27.10.10

Cevapsızlık



Bazen hiçbir sebep yokken kendimi dört duvar arasına sıkışmış gibi hissediyorum. O anda nerede olduğum,ne yaptığım ya da kiminle konuştuğum hiç önemli değil. İnsanlığı sorguluyorum, dünyayı sorguluyorum, hatta evreni sorguluyorum. Var olmayı sorguluyorum. Niye sorusuna cevap arıyorum, arıyorum ama bulamıyorum.

Sonra bir şarkı açıyorum bana geçmişi hatırlatıyor. Şimdi sırası değil diyorum kapatıyorum. “Kadınlar şarkı gibidir, sözlerini unutsanız bile melodisi aklınızda kalır” sözünü hatırlıyorum ve gülüyorum. Aslında gülmüyorum da… Sonra düşünüyorum, dört duvar arasında olmak ne kadar yanlış yorumlanmıştır ve kullanılmaktadır. Her odanın altı yüzü vardır halbuki. Ben altı duvar arasında kalıyorum.

Tüm karamsarlığım üzerime çöküyor. Optimistliğin aksine karamsarlığın bir limiti yok. Sonuçta iyi maaş alıyorum diyen biri, aslında ne kadar para alamadığını hiç düşünmez. Aldığı para kadar optimisttir. Kazanamadığı kadar, ki bu epeyce çok ediyor, pesimist olma lüksü vardır. İnsan pesimist olmaya görsün, düştüğü yerin dibi bile olmuyor.

Sonra dip deyince aklıma Tyler Durden geliyor. “Sen işin değilsin; kazandığın para değilsin; cüzdanındaki para değilsin; sürdüğün araba değilsin; giydiğin kıyafet değilsin; sen dünyanın boktanlığında şarkı söyleyip dans eden birisin”. Ben bunların hiçbiri değilim.

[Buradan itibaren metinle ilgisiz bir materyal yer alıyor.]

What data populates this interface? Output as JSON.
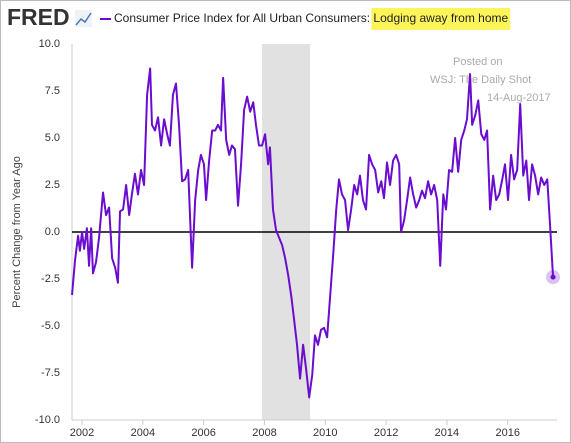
{
  "logo": "FRED",
  "chart_data": {
    "type": "line",
    "series": [
      {
        "name": "Consumer Price Index for All Urban Consumers: Lodging away from home",
        "color": "#6a0dcf",
        "values": [
          -3.35,
          -1.5,
          -0.2,
          -1.0,
          0,
          -0.9,
          0.2,
          -1.8,
          0.2,
          -2.2,
          -1.6,
          -0.3,
          2.1,
          0.9,
          1.3,
          -1.4,
          -1.9,
          -2.7,
          1.1,
          1.2,
          2.5,
          0.9,
          2.0,
          3.1,
          2.0,
          3.3,
          2.5,
          7.3,
          8.7,
          5.7,
          5.4,
          6.1,
          4.6,
          6.0,
          5.2,
          4.6,
          7.3,
          7.9,
          5.7,
          2.7,
          2.8,
          3.3,
          -1.9,
          1.7,
          3.3,
          4.1,
          3.6,
          1.7,
          3.8,
          5.4,
          5.4,
          5.7,
          5.4,
          8.2,
          4.9,
          4.1,
          4.6,
          4.4,
          1.4,
          3.6,
          6.5,
          7.2,
          6.4,
          6.9,
          5.7,
          4.6,
          4.6,
          5.2,
          3.6,
          4.5,
          1.2,
          0.1,
          -0.3,
          -0.7,
          -1.4,
          -2.3,
          -3.4,
          -4.6,
          -6.0,
          -7.8,
          -6.0,
          -7.3,
          -8.8,
          -7.6,
          -5.5,
          -6.0,
          -5.2,
          -5.1,
          -5.6,
          -3.4,
          -1.2,
          1.2,
          2.8,
          2.0,
          1.7,
          0.1,
          1.2,
          2.5,
          2.0,
          3.0,
          1.7,
          1.2,
          4.1,
          3.6,
          3.3,
          2.1,
          2.7,
          1.8,
          3.7,
          2.5,
          3.8,
          4.1,
          3.6,
          0,
          0.6,
          1.7,
          2.9,
          2.0,
          1.3,
          1.7,
          2.2,
          1.8,
          2.7,
          2.0,
          2.5,
          1.7,
          -1.8,
          2.0,
          1.2,
          3.3,
          3.2,
          5.0,
          3.2,
          4.9,
          5.4,
          6.0,
          8.4,
          5.7,
          6.2,
          7.0,
          5.2,
          4.9,
          5.4,
          1.2,
          3.0,
          1.7,
          2.0,
          2.8,
          3.6,
          1.7,
          4.1,
          2.8,
          3.3,
          6.8,
          3.0,
          3.8,
          1.7,
          3.6,
          3.0,
          2.0,
          2.9,
          2.5,
          2.8,
          0.4,
          -2.4
        ]
      }
    ],
    "x": [
      2001.67,
      2001.77,
      2001.87,
      2001.93,
      2002.0,
      2002.07,
      2002.16,
      2002.23,
      2002.3,
      2002.36,
      2002.46,
      2002.56,
      2002.69,
      2002.79,
      2002.89,
      2002.99,
      2003.09,
      2003.18,
      2003.25,
      2003.35,
      2003.45,
      2003.55,
      2003.64,
      2003.74,
      2003.84,
      2003.94,
      2004.04,
      2004.14,
      2004.24,
      2004.3,
      2004.4,
      2004.5,
      2004.6,
      2004.7,
      2004.8,
      2004.89,
      2004.99,
      2005.09,
      2005.19,
      2005.29,
      2005.39,
      2005.49,
      2005.62,
      2005.72,
      2005.82,
      2005.91,
      2006.01,
      2006.08,
      2006.18,
      2006.28,
      2006.38,
      2006.47,
      2006.57,
      2006.64,
      2006.74,
      2006.84,
      2006.93,
      2007.03,
      2007.13,
      2007.23,
      2007.33,
      2007.43,
      2007.53,
      2007.63,
      2007.72,
      2007.82,
      2007.92,
      2008.02,
      2008.12,
      2008.18,
      2008.28,
      2008.38,
      2008.48,
      2008.58,
      2008.68,
      2008.78,
      2008.88,
      2008.97,
      2009.07,
      2009.17,
      2009.27,
      2009.37,
      2009.47,
      2009.57,
      2009.66,
      2009.76,
      2009.86,
      2009.96,
      2010.06,
      2010.16,
      2010.26,
      2010.36,
      2010.45,
      2010.55,
      2010.65,
      2010.75,
      2010.85,
      2010.95,
      2011.05,
      2011.14,
      2011.24,
      2011.34,
      2011.44,
      2011.54,
      2011.64,
      2011.74,
      2011.84,
      2011.93,
      2012.03,
      2012.13,
      2012.23,
      2012.33,
      2012.43,
      2012.49,
      2012.59,
      2012.69,
      2012.79,
      2012.89,
      2012.99,
      2013.09,
      2013.18,
      2013.28,
      2013.38,
      2013.48,
      2013.58,
      2013.68,
      2013.78,
      2013.88,
      2013.97,
      2014.07,
      2014.17,
      2014.27,
      2014.37,
      2014.47,
      2014.57,
      2014.66,
      2014.76,
      2014.83,
      2014.93,
      2015.03,
      2015.13,
      2015.23,
      2015.32,
      2015.42,
      2015.52,
      2015.62,
      2015.72,
      2015.82,
      2015.91,
      2016.01,
      2016.11,
      2016.21,
      2016.31,
      2016.41,
      2016.51,
      2016.61,
      2016.7,
      2016.8,
      2016.9,
      2017.0,
      2017.1,
      2017.2,
      2017.3,
      2017.39,
      2017.49
    ],
    "y_label": "Percent Change from Year Ago",
    "xlim": [
      2001.67,
      2017.62
    ],
    "xticks": [
      2002,
      2004,
      2006,
      2008,
      2010,
      2012,
      2014,
      2016
    ],
    "ylim": [
      -10,
      10
    ],
    "yticks": [
      {
        "value": -10,
        "label": "-10.0"
      },
      {
        "value": -7.5,
        "label": "-7.5"
      },
      {
        "value": -5,
        "label": "-5.0"
      },
      {
        "value": -2.5,
        "label": "-2.5"
      },
      {
        "value": 0,
        "label": "0.0"
      },
      {
        "value": 2.5,
        "label": "2.5"
      },
      {
        "value": 5,
        "label": "5.0"
      },
      {
        "value": 7.5,
        "label": "7.5"
      },
      {
        "value": 10,
        "label": "10.0"
      }
    ],
    "recessions": [
      [
        2007.92,
        2009.5
      ]
    ],
    "zero_line": true,
    "grid": false,
    "annotations": [
      "Posted on",
      "WSJ: The Daily Shot",
      "14-Aug-2017"
    ]
  }
}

Bazen herkesin bir Tyler Durden’ı ihtiyacı oluyor. Ben gerçekten neyi istiyorum? Ben aslında kimim? Bu soruların cevabını gösterecek bir arkadaşa herkesin ihtiyacı oluyor.

Şu anı yaşa sözüne de bitiyorum. E ben şu anda anı yaşıyorum ama o an benim ağzıma sıçıyor, şimdi ne olacak? Hakikaten, yaşamak nasıl bir şeydi?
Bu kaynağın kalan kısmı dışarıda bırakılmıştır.